Was this really so different from the situation between the United States and the future Canada? After the War of American Independence, many Americans confidently imagined that the British North American colonies would soon be part of the American union. The British North American colonies' series was an American desire during the War of 1812, and throughout the 19th century many Americans seem to have believed that the poorer, more conservative British North American colonies would inevitable fall into the American orbit. (To be fair, a not-inconsiderable number of British North Americans, not only of American descent, agreed with this.) Prominent public support for the annexation of Canada could be voiced as late as the early 20th century, when statements in favour of annexing Canada ended up determining the outcome of the 1911 Canadian election.

The Democratic Speaker of the American House of Representatives Champ Clark declared on the floor of the House that: "I look forward to the time when the American flag will fly over every square foot of British North America up to the North Pole. The people of Canada are of our blood and language". Clark went on to suggest in his speech that reciprocity agreement was the first step towards the end of Canada, a speech that was greeted with "prolonged applause" according to the Congressional Record. The Washington Post reported that: "Evidently, then, the Democrats generally approved of Mr. Clark's annexation sentiments and voted for the reciprocity bill because, among other things, it improves the prospect of annexation". The Chicago Tribunal in an editorial condemned Clark, warned that Clark's speech might had fatally damaged the reciprocity agreement in Canada and stated: "He lets his imagination run wild like a Missouri mule on a rampage.
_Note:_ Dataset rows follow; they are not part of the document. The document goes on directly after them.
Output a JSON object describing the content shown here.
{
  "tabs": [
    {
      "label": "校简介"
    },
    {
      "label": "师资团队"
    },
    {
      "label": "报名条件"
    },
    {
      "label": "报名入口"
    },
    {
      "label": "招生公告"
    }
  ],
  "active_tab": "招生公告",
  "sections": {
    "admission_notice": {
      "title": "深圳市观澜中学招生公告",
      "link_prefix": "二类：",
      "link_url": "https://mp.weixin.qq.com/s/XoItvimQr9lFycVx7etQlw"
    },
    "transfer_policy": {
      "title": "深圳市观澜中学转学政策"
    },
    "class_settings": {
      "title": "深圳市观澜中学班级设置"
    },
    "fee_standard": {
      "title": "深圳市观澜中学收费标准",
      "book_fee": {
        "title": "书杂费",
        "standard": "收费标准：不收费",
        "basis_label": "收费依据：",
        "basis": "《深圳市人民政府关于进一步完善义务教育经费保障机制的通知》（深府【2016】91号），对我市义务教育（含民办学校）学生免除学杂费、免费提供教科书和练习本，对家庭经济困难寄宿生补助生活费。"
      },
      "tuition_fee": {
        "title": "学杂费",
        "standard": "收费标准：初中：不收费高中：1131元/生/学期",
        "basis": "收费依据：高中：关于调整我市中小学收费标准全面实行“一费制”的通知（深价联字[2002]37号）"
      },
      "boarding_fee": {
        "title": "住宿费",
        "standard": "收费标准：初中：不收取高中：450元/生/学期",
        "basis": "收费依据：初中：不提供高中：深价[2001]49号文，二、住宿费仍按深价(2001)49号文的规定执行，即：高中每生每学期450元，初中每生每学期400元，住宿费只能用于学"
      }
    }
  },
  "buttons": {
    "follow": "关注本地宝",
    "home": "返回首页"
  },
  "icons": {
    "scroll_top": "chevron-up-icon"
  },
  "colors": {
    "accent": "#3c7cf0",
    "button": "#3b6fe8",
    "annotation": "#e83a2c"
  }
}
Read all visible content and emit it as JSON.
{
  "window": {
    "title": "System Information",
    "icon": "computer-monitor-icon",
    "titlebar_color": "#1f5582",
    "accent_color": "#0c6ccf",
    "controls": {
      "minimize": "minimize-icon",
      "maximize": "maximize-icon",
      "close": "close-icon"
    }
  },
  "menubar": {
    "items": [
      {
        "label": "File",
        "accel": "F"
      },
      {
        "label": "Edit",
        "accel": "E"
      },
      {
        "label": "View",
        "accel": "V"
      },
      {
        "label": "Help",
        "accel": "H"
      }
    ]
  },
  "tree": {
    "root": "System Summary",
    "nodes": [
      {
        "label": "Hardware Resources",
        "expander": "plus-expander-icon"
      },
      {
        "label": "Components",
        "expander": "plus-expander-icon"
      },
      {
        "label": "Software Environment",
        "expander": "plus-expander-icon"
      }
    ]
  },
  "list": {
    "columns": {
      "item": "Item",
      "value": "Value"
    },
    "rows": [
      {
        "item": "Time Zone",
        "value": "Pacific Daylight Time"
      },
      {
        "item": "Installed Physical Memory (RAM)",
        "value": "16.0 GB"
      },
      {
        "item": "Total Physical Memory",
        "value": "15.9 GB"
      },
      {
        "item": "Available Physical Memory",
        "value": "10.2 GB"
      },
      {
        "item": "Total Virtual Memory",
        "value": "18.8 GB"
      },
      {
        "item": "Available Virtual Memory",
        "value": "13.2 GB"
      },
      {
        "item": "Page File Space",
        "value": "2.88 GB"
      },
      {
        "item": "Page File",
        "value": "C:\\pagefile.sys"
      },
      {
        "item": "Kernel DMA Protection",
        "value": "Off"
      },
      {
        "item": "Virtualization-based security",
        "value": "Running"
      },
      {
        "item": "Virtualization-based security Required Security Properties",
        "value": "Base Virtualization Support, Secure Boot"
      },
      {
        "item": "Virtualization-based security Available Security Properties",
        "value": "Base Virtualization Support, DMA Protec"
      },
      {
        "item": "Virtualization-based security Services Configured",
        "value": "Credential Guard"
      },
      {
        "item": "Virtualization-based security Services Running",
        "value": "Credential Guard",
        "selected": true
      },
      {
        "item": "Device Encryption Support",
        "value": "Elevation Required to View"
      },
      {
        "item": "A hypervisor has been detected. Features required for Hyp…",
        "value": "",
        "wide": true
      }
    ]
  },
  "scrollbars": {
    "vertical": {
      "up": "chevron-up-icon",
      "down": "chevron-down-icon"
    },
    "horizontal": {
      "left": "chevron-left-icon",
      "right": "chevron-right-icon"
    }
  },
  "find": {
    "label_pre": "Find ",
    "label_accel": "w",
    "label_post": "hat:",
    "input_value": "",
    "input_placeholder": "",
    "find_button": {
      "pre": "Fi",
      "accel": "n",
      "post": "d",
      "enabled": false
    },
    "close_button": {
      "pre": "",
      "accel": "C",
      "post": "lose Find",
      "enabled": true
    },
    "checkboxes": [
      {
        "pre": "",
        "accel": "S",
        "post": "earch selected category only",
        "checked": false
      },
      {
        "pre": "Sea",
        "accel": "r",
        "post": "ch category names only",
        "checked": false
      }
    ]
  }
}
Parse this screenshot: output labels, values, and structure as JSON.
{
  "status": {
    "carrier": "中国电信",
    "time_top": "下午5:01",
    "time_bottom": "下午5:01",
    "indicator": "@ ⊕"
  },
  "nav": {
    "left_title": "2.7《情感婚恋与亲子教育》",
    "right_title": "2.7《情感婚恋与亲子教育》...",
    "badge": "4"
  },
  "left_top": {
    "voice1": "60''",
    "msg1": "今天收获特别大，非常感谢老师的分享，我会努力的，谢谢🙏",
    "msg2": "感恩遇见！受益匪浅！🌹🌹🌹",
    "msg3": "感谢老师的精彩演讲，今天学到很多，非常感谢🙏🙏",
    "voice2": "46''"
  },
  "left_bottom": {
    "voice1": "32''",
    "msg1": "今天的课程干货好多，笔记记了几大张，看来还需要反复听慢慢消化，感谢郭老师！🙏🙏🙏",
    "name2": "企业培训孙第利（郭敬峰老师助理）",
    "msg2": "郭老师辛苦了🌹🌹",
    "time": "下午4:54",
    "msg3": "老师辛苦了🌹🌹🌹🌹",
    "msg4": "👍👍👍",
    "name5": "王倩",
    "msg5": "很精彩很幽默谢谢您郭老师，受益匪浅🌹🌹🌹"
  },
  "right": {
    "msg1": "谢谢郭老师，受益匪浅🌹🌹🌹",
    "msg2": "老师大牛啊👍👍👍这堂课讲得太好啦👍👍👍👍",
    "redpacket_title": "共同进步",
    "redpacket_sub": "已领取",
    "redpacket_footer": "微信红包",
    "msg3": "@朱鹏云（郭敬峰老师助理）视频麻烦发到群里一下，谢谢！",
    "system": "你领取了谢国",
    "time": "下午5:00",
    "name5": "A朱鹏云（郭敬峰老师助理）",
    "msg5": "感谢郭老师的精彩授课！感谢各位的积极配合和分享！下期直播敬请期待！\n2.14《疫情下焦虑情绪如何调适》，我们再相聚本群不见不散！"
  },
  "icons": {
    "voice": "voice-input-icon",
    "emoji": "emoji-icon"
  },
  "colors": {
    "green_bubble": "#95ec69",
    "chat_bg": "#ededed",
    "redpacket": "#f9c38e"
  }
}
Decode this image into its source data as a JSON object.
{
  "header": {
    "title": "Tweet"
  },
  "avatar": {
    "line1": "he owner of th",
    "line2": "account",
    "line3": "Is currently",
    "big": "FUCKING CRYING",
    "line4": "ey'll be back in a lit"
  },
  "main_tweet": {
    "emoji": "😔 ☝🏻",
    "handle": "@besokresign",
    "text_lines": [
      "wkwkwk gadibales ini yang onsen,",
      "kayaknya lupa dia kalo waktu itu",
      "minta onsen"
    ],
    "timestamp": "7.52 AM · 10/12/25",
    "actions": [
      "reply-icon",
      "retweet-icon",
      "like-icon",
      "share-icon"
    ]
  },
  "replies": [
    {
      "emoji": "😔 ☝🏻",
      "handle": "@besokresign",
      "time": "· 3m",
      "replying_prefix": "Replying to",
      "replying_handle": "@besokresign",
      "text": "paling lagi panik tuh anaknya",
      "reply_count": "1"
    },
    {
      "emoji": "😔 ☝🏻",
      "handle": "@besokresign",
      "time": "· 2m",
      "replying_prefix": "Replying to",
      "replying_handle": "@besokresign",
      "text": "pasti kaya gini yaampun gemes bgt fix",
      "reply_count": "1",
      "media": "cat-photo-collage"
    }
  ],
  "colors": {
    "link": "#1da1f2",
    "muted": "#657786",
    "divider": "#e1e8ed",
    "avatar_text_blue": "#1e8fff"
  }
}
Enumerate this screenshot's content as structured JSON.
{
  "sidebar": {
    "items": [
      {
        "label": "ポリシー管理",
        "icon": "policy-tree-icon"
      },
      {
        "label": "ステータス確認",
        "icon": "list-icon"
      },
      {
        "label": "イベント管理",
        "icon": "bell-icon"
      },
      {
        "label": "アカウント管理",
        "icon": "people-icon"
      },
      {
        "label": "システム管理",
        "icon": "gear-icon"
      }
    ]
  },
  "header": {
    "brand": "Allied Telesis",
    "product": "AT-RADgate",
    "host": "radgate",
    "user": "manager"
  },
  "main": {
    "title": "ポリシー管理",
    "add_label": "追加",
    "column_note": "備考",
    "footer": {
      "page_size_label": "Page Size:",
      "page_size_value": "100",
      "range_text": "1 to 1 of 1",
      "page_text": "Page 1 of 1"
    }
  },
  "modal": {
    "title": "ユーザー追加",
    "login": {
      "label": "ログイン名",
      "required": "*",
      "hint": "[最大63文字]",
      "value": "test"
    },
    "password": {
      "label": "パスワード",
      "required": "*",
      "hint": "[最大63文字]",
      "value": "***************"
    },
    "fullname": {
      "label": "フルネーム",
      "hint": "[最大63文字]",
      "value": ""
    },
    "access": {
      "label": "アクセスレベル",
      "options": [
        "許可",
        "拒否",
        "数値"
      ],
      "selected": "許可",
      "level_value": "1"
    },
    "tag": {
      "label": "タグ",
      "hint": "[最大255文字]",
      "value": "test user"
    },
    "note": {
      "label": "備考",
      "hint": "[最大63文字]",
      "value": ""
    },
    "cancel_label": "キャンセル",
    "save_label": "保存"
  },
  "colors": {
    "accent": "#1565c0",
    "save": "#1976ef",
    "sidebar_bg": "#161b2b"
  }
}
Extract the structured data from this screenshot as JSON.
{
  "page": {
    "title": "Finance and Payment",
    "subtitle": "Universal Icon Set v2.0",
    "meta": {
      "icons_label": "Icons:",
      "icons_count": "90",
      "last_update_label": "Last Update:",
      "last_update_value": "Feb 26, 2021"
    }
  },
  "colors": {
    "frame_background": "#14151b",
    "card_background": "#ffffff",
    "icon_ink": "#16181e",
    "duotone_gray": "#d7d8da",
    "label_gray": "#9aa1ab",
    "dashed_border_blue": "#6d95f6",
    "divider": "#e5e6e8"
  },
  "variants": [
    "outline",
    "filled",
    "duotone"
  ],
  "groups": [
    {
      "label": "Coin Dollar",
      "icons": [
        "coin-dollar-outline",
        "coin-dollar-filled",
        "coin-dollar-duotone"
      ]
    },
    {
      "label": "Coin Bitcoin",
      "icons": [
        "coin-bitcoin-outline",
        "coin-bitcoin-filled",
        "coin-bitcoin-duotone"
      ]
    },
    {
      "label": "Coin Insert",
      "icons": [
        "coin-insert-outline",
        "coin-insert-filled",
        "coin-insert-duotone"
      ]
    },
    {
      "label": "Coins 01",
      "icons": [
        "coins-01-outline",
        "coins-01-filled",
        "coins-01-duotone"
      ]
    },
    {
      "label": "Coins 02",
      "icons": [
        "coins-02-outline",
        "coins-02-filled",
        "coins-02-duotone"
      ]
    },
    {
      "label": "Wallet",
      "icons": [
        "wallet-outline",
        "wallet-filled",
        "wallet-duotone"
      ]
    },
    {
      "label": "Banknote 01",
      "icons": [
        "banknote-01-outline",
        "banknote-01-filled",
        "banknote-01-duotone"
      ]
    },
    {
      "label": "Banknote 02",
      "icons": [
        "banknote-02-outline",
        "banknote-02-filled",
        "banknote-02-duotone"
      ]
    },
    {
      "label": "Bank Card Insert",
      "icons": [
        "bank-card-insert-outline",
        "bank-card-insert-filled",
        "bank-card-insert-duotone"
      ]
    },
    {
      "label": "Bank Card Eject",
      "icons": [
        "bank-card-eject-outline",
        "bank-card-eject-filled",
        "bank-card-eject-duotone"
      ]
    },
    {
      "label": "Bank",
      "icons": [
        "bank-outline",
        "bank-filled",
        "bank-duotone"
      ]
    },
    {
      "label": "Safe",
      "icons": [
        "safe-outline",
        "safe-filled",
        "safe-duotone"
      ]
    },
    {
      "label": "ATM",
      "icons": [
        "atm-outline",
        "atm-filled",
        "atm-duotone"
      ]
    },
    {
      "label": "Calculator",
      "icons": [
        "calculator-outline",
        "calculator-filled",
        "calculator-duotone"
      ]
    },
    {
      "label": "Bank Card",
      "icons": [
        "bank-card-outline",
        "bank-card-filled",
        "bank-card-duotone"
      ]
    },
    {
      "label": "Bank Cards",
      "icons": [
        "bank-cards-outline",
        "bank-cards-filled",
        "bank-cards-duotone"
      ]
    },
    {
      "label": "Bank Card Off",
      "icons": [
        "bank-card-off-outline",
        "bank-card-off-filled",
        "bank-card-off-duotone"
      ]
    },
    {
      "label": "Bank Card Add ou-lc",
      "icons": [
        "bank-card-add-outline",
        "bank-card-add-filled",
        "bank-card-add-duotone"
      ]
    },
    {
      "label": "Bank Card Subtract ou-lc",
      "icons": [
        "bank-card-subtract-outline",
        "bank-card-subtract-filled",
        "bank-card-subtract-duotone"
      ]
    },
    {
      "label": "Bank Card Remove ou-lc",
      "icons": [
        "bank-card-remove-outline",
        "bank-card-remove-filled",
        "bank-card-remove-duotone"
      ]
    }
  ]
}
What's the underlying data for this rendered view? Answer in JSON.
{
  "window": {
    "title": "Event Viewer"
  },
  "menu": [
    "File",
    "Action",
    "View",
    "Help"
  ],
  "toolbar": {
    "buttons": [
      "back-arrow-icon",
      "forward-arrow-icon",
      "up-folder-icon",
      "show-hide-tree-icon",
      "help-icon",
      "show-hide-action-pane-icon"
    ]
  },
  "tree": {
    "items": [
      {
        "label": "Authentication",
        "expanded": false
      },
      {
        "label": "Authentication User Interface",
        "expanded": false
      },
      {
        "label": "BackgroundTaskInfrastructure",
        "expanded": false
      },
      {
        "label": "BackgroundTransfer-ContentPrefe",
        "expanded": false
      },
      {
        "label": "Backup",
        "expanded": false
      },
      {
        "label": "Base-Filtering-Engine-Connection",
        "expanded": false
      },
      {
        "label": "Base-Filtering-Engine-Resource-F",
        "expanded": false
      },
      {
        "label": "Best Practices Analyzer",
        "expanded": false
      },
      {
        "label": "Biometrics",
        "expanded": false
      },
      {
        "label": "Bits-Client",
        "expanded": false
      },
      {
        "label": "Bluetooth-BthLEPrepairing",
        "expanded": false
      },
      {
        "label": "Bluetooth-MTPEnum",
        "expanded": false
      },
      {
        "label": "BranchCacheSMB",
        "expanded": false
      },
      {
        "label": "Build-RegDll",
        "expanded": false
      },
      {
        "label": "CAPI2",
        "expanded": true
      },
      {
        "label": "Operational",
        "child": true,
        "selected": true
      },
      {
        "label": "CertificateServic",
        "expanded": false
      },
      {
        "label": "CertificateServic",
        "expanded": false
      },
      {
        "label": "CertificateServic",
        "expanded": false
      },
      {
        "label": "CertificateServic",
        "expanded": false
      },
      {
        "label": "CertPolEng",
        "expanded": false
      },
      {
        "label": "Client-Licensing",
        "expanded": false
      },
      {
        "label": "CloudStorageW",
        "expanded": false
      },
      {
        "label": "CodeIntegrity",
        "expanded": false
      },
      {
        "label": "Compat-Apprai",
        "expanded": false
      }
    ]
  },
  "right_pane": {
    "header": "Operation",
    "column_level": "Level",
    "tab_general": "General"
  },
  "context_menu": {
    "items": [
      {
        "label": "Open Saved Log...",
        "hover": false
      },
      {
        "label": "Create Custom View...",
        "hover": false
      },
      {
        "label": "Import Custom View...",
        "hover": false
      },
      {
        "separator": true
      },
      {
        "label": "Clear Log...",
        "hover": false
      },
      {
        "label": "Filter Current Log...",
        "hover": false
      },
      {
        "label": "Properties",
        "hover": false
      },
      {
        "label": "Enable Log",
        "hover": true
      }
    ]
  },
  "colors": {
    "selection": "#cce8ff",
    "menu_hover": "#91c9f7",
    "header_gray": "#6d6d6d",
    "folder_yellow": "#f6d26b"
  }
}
Remarks about the absorption of one country by another grate harshly on the ears of the smaller".

Then Republican Congressman William Bennett of New York, a member of the House Foreign Relations Committee introduced a resolution asking the Taft administration to begin talks with Britain on how the United States might best annex Canada. Taft rejected the proposal, and asked the committee to take a vote on the resolution (which only Bennett voted for), but the Conservatives now had more ammunition. Since Bennett, a strong protectionist, had been an opponent of the reciprocity agreement, the Canadian historian Chantal Allen suggested that Bennett had introduced his resolution with the aim of inflaming Canadian opinion against the reciprocity agreement. Clark's speech that provoked massive outrage in Canada, and was taken by many Canadians as confirming the Conservative charge that the reciprocity agreement would result in American annexation of Canada. The Washington Post noted that the effect of Clark's speech and Bennett's resolution in Canada had "roused the opponents of reciprocity in and out of Parliament to the highest pitch of excitement they have yet reached". The Montreal Daily Star, English Canada's most widely read newspaper which until then had supported the Liberals and reciprocity now did a volte-face and turned against the reciprocity agreement. In an editorial, the Star wrote: "None of us realized the inward meaning of the shrewdly framed offer of the long headed American government when we first saw it. It was as cunning a trap as ever laid. The master bargainers of Washington have not lost their skill."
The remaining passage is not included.